Manlio Dinucci est géographe et géopolitologue. Dernier ouvrage publié : Guerre nucléaire. Le jour d’avant, Delga (2021).

La commissaire Ursula von der Leyen a annoncé que l’UE met au ban l’agence de presse russe Sputnik et la chaîne Russia Today afin qu’« elles ne puissent plus diffuser leurs mensonges pour justifier la guerre de Poutine avec leur désinformation toxique en Europe ». L’UE instaure ainsi officiellement l’orwellien Ministère de la Vérité, qui en effaçant la mémoire réécrit l’histoire. On met hors la loi quiconque ne répète pas la Vérité transmise par la Voix de l’Amérique, agence officielle du gouvernement US, qui accuse la Russie d’« horrible attaque complètement injustifiée et non provoquée contre l’Ukraine ». Me mettant hors la loi, je rapporte ici en extrême synthèse l’histoire des trente dernières années effacée de la mémoire.

En 1991, tandis que se terminait la Guerre froide avec la dissolution du Pacte de Varsovie et de l’Union Soviétique même, les États-Unis déchaînaient dans le Golfe la première guerre de l’après Guerre froide, en annonçant au monde qu’« il n’existe aucun substitut au leadership des États-Unis, restés seul État avec une force et une influence mondiales ». Trois années plus tard, en 1994, l’Otan sous commandement US effectuait en Bosnie sa première action directe de guerre et en 1999 attaquait la Yougoslavie : pendant 78 jours, décollant surtout des bases italiennes, 1 100 avions effectuaient 38 000 sorties, larguant 23 000 bombes et missiles qui détruisaient en Serbie ponts et industries, en provoquant des victimes surtout chez les civils.

Tandis qu’elle démolissait par la guerre la Yougoslavie, l’Otan, trahissant la promesse faite à la Russie de « ne pas s’étendre d’un pouce à l’Est », commençait son expansion vers l’Est, de plus en plus près de la Russie, qui allait l’amener en vingt ans à s’étendre de 16 à 30 membres, en incorporant des pays de l’ex-Pacte de Varsovie, de l’ex-URSS et de l’ex-Yougoslavie, et en se préparant à inclure officiellement même l’Ukraine, la Géorgie et la Bosnie-Herzégovine, de fait déjà dans l’Otan [1]. Passant de guerre en guerre, USA et OTAN attaquaient et envahissaient l’Afghanistan en 2001 et l’Irak en 2003, démolissaient par la guerre l’État libyen en 2011 et commençaient par l’intermédiaire de Daesh la même opération en Syrie, en partie bloquée quatre ans après par l’intervention russe. Rien qu’en Irak, les deux guerres et l’embargo tuaient directement environ 2 millions de personnes, dont un demi-million d’enfants.

En février 2014 l’Otan, qui depuis 1991 s’était emparée de postes clé en Ukraine, effectuait par l’intermédiaire de formations néo-nazies entraînées et armées à cet effet, le coup d’État qui renversait le président ukrainien régulièrement élu. Ce coup était orchestré sur la base d’une stratégie précise : attaquer les populations russes d’Ukraine pour provoquer la riposte de la Russie et ouvrir ainsi une profonde fracture en Europe. Quand les Russes de Crimée décidaient par référendum de rentrer dans la Russie dont ils faisaient auparavant partie, et les Russes du Donbass (bombardés même au phosphore blanc par Kiev) se retranchaient dans les deux républiques de Donestk et de Lougansk, l’escalade guerrière de l’Otan commençait contre la Russie. Elle était soutenue par l’UE, dont 21 des 27 pays membres appartiennent à l’Otan sous commandement US.

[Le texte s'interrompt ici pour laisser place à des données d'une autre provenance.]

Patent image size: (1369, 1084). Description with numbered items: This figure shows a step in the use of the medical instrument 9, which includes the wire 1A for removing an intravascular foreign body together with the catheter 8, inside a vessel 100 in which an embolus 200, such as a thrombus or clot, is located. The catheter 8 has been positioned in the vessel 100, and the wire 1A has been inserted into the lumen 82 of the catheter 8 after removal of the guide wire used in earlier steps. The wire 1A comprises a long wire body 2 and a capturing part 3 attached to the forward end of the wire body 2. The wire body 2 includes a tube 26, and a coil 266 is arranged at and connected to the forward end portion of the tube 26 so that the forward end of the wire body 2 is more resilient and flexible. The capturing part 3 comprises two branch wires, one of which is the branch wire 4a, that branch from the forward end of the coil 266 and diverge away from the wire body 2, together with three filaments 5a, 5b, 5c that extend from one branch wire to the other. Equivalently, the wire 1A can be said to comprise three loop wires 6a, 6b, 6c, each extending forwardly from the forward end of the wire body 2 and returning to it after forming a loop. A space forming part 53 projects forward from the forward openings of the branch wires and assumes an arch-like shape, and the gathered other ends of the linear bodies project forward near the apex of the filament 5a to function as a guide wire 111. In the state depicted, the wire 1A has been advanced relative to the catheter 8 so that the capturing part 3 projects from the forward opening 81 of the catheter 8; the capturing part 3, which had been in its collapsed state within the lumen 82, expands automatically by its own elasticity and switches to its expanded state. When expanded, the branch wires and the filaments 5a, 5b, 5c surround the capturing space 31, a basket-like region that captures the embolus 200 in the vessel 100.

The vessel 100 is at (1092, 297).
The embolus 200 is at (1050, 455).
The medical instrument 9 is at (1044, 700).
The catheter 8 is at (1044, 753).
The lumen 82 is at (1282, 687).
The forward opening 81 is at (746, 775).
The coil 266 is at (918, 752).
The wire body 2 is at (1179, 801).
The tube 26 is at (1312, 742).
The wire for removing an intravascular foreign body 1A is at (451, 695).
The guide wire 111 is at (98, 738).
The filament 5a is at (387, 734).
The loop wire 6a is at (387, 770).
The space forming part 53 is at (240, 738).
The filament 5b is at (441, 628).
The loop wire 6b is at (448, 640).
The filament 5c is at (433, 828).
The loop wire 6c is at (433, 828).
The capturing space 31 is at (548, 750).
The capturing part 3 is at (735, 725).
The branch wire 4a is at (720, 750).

Dans ces huit années, des forces et bases des USA et de l’Otan avec leur capacité d’attaque nucléaire ont été déployées en Europe, encore plus adossées à la Russie, en ignorant les avertissements répétés de Moscou. Le 15 décembre 2021, la Fédération Russe a consigné aux États-Unis d’Amérique un projet articulé de Traité pour désamorcer cette situation explosive [2]. Non seulement le projet aussi a été repoussé mais, en même temps, a commencé le déploiement de forces ukrainiennes, de fait sous commandement des USA et de l’Otan, pour une attaque à vaste échelle contre les Russes du Donbass. D’où la décision de Moscou de stopper l’escalade agressive occidentale avec l’opération militaire en Ukraine.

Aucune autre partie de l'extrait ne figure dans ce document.